Calcul du net à payer : méthode pas à pas
Prenons une approche méthodique pour reconstituer le net à payer réel sur le bulletin.
Première étape : déterminer si la prime est inférieure ou supérieure au salaire mensuel de base. Si elle est inférieure, aucune cotisation sociale ne s’applique sur la totalité de la prime (tolérance BOSS jusqu’au 31 décembre 2026).
Deuxième étape : intégrer la prime dans l’assiette du net imposable. Depuis la loi de finances 2026, la totalité de la gratification entre dans le revenu imposable. Le taux de prélèvement à la source du salarié s’applique donc sur cette somme additionnelle.

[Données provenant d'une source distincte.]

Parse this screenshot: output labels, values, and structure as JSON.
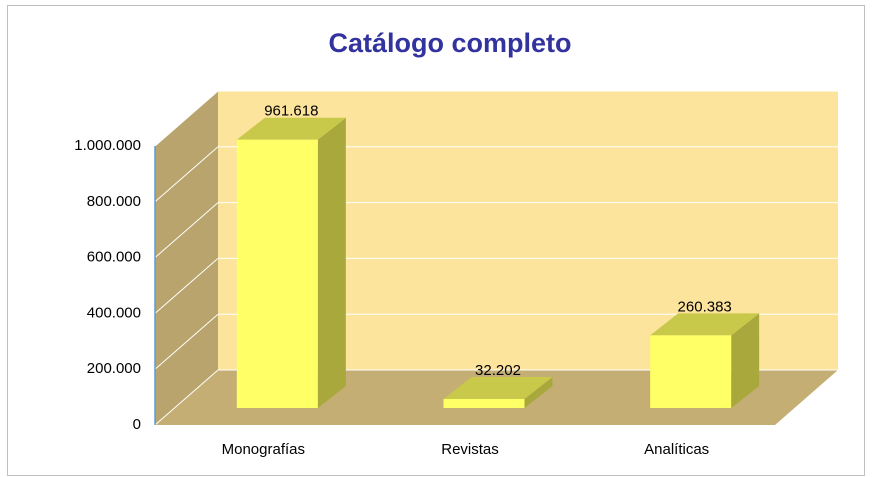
{
  "chart_data": {
    "type": "bar3d",
    "title": "Catálogo completo",
    "categories": [
      "Monografías",
      "Revistas",
      "Analíticas"
    ],
    "values": [
      961618,
      32202,
      260383
    ],
    "value_labels": [
      "961.618",
      "32.202",
      "260.383"
    ],
    "color": "#ffff66",
    "ylim": [
      0,
      1000000
    ],
    "yticks": [
      0,
      {
        "value": 200000,
        "label": "200.000"
      },
      {
        "value": 400000,
        "label": "400.000"
      },
      {
        "value": 600000,
        "label": "600.000"
      },
      {
        "value": 800000,
        "label": "800.000"
      },
      {
        "value": 1000000,
        "label": "1.000.000"
      }
    ],
    "grid": true
  }
}
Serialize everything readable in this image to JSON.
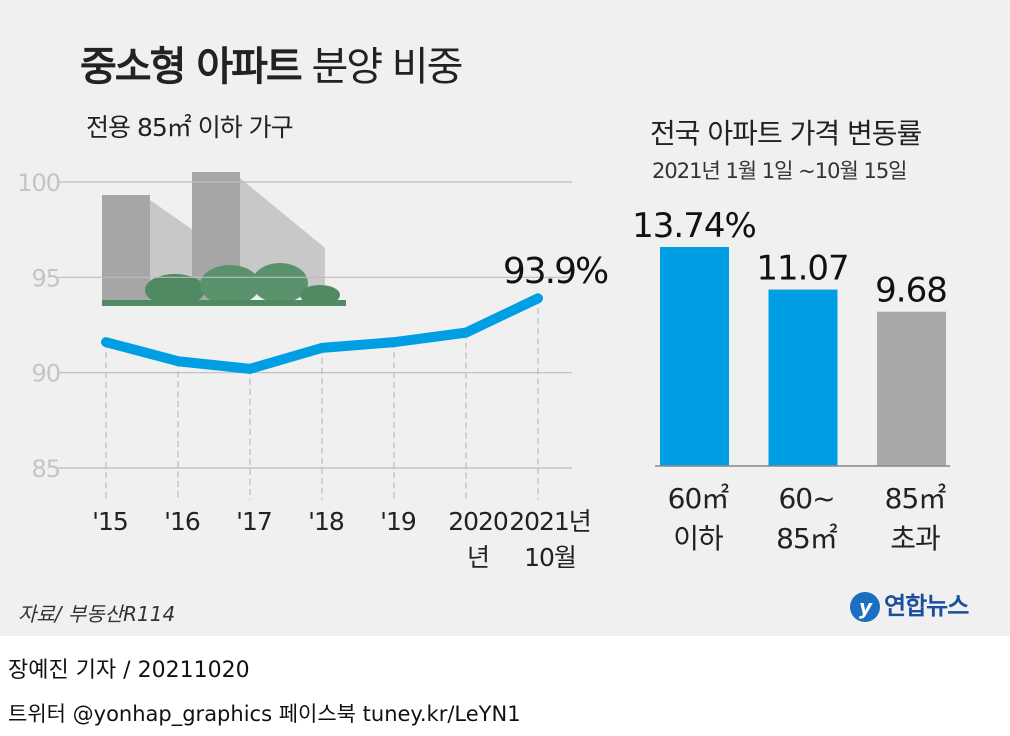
{
  "title": {
    "bold": "중소형 아파트",
    "rest": "분양 비중"
  },
  "subtitle": "전용 85㎡ 이하 가구",
  "chart_data": [
    {
      "type": "line",
      "title": "중소형 아파트 분양 비중",
      "subtitle": "전용 85㎡ 이하 가구",
      "categories": [
        "'15",
        "'16",
        "'17",
        "'18",
        "'19",
        "2020년",
        "2021년 10월"
      ],
      "category_labels": [
        [
          "'15"
        ],
        [
          "'16"
        ],
        [
          "'17"
        ],
        [
          "'18"
        ],
        [
          "'19"
        ],
        [
          "2020",
          "년"
        ],
        [
          "2021년",
          "10월"
        ]
      ],
      "values": [
        91.6,
        90.6,
        90.2,
        91.3,
        91.6,
        92.1,
        93.9
      ],
      "yticks": [
        85,
        90,
        95,
        100
      ],
      "ylim": [
        85,
        100
      ],
      "grid": true,
      "annotation": "93.9%",
      "line_color": "#009fe3"
    },
    {
      "type": "bar",
      "title": "전국 아파트 가격 변동률",
      "subtitle": "2021년 1월 1일 ~10월 15일",
      "categories": [
        "60㎡ 이하",
        "60~85㎡",
        "85㎡ 초과"
      ],
      "category_labels": [
        [
          "60㎡",
          "이하"
        ],
        [
          "60~",
          "85㎡"
        ],
        [
          "85㎡",
          "초과"
        ]
      ],
      "values": [
        13.74,
        11.07,
        9.68
      ],
      "data_labels": [
        "13.74%",
        "11.07",
        "9.68"
      ],
      "colors": [
        "#009fe3",
        "#009fe3",
        "#a8a8a8"
      ]
    }
  ],
  "source": "자료/ 부동산R114",
  "logo": {
    "mark": "y",
    "text": "연합뉴스"
  },
  "byline": "장예진 기자 / 20211020",
  "social": "트위터 @yonhap_graphics  페이스북 tuney.kr/LeYN1"
}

Troisième étape : calculer le net à payer. Pour une prime intégralement exonérée de cotisations sociales, le net à payer correspond au montant brut diminué du seul prélèvement à la source. Le salarié perçoit donc la quasi-totalité de la prime, minorée de son taux PAS individualisé.
Si la prime dépasse le plafond d’un mois de salaire, la fraction excédentaire supporte les cotisations salariales habituelles (CSG, CRDS, retraite complémentaire, etc.), ce qui réduit sensiblement le net à payer sur cette tranche.

Échelons de la médaille du travail et ancienneté requise
La médaille d’honneur du travail comporte quatre échelons, chacun lié à une durée de services. Ces échelons conditionnent souvent le barème de prime dans les accords d’entreprise :
- Médaille d’argent : vingt années de services
- Médaille vermeil : trente années de services
- Médaille d’or : trente-cinq années de services
- Médaille grand or : quarante années de services
Les services pris en compte incluent l’ensemble de la carrière salariée, pas uniquement l’ancienneté chez l’employeur actuel. Un salarié peut donc obtenir la médaille grand or alors qu’il n’a que dix ans d’ancienneté dans son entreprise actuelle.
Points de vigilance pour la paie en fin d’année 2026
La tolérance du BOSS sur l’exonération sociale expire au 31 décembre 2026. Aucune prolongation n’a été annoncée à ce stade. Les services paie doivent anticiper deux scénarios pour les remises de médailles prévues au premier semestre 2027 : maintien de l’exonération (si un nouveau texte intervient) ou soumission intégrale aux cotisations sociales.
Nous recommandons de provisionner la charge patronale complète sur les primes de médaille prévues début 2027, quitte à régulariser en cas de reconduction de la tolérance. Côté salarié, la suppression de l’exonération fiscale combinée à une éventuelle fin de l’exonération sociale réduirait le net à payer de manière significative par rapport aux années précédentes.